ALPS Distributors of Denver, which changed its name from ALPS Mutual Fund Services on April 2, filed a privacy statement March 29 with the SEC on behalf of Financial Investors Trust Money Market Funds, which manages three money funds. ALPS is the administrator for the group.
The statement says that customer information, which includes names, addresses, social security numbers, investment goals and risk tolerances, is collected from client applications and that no information will be released unless a client gives consent or the company is required by law to do so.
"We will only use information about our customers and their accounts to help us better serve their investment needs or to suggest services or educational materials that may be of interest," says the ALPS privacy notice. "We consider our customers' data to be private and confidential, and we hold ourselves to the highest standards of trust and fiduciary duty in their safekeeping and use," the notice says.

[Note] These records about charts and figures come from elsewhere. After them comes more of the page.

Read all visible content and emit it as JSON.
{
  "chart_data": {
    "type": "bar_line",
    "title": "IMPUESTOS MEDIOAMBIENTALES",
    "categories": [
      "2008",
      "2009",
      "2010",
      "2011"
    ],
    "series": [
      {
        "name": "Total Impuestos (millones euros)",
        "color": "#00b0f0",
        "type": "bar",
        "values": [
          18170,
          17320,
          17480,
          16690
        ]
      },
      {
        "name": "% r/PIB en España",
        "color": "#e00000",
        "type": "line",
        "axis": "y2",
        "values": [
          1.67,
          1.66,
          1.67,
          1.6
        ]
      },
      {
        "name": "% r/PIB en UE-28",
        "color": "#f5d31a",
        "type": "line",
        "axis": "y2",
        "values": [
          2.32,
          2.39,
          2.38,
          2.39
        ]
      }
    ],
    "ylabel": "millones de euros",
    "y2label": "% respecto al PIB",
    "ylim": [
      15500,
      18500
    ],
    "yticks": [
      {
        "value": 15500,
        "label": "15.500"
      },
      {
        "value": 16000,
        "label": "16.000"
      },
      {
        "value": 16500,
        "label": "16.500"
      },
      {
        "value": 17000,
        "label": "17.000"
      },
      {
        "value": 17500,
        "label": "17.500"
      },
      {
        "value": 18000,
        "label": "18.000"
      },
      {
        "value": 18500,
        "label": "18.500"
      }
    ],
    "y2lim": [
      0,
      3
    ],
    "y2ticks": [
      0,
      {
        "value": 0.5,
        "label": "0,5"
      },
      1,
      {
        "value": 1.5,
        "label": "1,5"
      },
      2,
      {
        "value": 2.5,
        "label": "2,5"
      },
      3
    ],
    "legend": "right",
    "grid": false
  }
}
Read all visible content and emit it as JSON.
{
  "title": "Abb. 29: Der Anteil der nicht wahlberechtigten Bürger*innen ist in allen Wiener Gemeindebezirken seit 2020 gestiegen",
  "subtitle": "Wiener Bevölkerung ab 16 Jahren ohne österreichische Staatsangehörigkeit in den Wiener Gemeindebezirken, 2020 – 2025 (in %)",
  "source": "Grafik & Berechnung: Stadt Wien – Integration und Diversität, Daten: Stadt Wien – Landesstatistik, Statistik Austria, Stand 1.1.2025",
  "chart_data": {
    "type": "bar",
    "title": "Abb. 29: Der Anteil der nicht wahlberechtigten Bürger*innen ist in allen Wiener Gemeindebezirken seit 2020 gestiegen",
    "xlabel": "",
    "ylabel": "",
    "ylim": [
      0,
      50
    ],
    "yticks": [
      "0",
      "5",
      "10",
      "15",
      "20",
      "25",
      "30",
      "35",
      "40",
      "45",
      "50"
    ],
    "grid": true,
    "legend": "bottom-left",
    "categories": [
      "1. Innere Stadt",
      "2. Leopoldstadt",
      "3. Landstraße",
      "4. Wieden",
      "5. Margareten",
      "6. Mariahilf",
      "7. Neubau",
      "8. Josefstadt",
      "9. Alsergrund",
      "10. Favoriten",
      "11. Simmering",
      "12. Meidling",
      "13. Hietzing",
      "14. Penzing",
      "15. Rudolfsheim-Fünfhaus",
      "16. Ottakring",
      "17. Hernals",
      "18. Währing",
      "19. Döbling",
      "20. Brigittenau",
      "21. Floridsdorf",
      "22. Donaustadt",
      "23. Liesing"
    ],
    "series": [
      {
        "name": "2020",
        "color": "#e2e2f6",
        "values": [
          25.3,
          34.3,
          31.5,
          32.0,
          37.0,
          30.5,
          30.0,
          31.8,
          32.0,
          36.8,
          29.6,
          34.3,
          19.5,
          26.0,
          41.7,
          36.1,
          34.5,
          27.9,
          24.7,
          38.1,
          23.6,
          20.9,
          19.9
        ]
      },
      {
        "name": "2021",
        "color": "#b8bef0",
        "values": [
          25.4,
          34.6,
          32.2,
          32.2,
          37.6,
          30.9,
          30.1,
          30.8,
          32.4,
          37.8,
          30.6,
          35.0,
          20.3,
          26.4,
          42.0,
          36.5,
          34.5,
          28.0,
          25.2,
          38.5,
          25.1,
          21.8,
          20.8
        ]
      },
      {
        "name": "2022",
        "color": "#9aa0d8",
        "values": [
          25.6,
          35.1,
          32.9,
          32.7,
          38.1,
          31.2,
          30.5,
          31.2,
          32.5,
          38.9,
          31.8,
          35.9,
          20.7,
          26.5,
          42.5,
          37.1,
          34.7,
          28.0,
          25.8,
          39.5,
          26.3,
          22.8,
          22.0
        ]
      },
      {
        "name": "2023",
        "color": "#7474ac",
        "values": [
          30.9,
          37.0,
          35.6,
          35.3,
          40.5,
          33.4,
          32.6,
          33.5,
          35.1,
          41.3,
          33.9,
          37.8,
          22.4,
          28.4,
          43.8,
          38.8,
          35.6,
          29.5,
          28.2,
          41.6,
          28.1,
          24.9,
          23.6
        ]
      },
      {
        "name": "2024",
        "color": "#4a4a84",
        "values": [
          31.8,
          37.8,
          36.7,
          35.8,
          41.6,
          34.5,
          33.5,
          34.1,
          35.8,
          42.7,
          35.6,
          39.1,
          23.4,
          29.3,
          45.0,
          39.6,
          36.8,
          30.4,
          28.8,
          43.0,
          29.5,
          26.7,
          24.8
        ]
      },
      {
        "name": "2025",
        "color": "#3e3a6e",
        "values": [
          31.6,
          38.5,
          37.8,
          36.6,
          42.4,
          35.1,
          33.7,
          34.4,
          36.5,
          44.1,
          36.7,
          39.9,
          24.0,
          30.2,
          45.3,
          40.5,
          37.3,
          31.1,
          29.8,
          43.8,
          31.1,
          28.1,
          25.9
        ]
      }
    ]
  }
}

The disclosures were mandated by the Gramm-Leach-Bliley Act of 1999. The act requires all financial institutions, including investment advisers and investment companies, to adopt policies and procedures to insure the security and confidentiality of personal customer information. Fund companies will be required to provide a statement of privacy policies and practices when customer relationships are established, and annually after that.
The regulatory initiative was undertaken with the recognition that privacy can be particularly vulnerable in light of technological advances, said Paul Roye, director of the SEC's division of investment management in a speech in January.
"As we look toward ensuring that regulatory oversight keeps pace with technology, we recognize that issues of privacy must keep pace with technology as well," he said. "Whether an investor provides information through traditional or electronic means, the confidentially of the information is protected by law."
Privacy policies are not new to fund groups. Many of them have been addressing online privacy concerns by providing disclosures about their online privacy policies at their websites.
The new privacy disclosure requirements are fairly clear for stand-alone mutual fund companies, said Carl Frischling, an attorney with Kramer, Levin, Naftalis & Frankel in New York. But compliance can be more difficult when the financial institution is a broad financial services conglomerate, he said.
"When you have an expansive financial services company with a broker/dealer, insurance company and a bank, where affiliates have other products, that creates some additional compliance issues," said Frischling. In those cases, the existence of firewalls between the various units must be described so that individuals understand what information will be shared among various business units.
Last September, John Hancock Financial Services of Boston assembled a committee to begin drafting a single privacy disclosure document for its insurance, investment management and securities dealer business units, said Linda Pollard, director of client relations at the firm.
Hancock began sending the two-page privacy notices to its life insurance, long-term care and annuity policyholders in early February. The notices are currently being mailed to its mutual fund customers with their quarterly statements, Pollard said.
It was a challenge for Hancock to adopt a single policy for all the business units. For example, Hancock's policy states that for those customers applying for insurance, Hancock may collect information from a customer's medical provider and medical vendors. To allay concerns that might arise among mutual fund and annuities customers, the company added a notation that read that it did not collect, "medical or health information, nor do we request financial information from consumer reporting agencies," about its mutual fund and annuities customers.
Frischling recommends that fund groups get their boards of directors involved in the disclosure process. While there is no formal requirement that boards provide privacy disclosure oversight or that boards approve policies, he believes boards should receive periodic reports regarding the status of policies and systems put in place to secure personal information.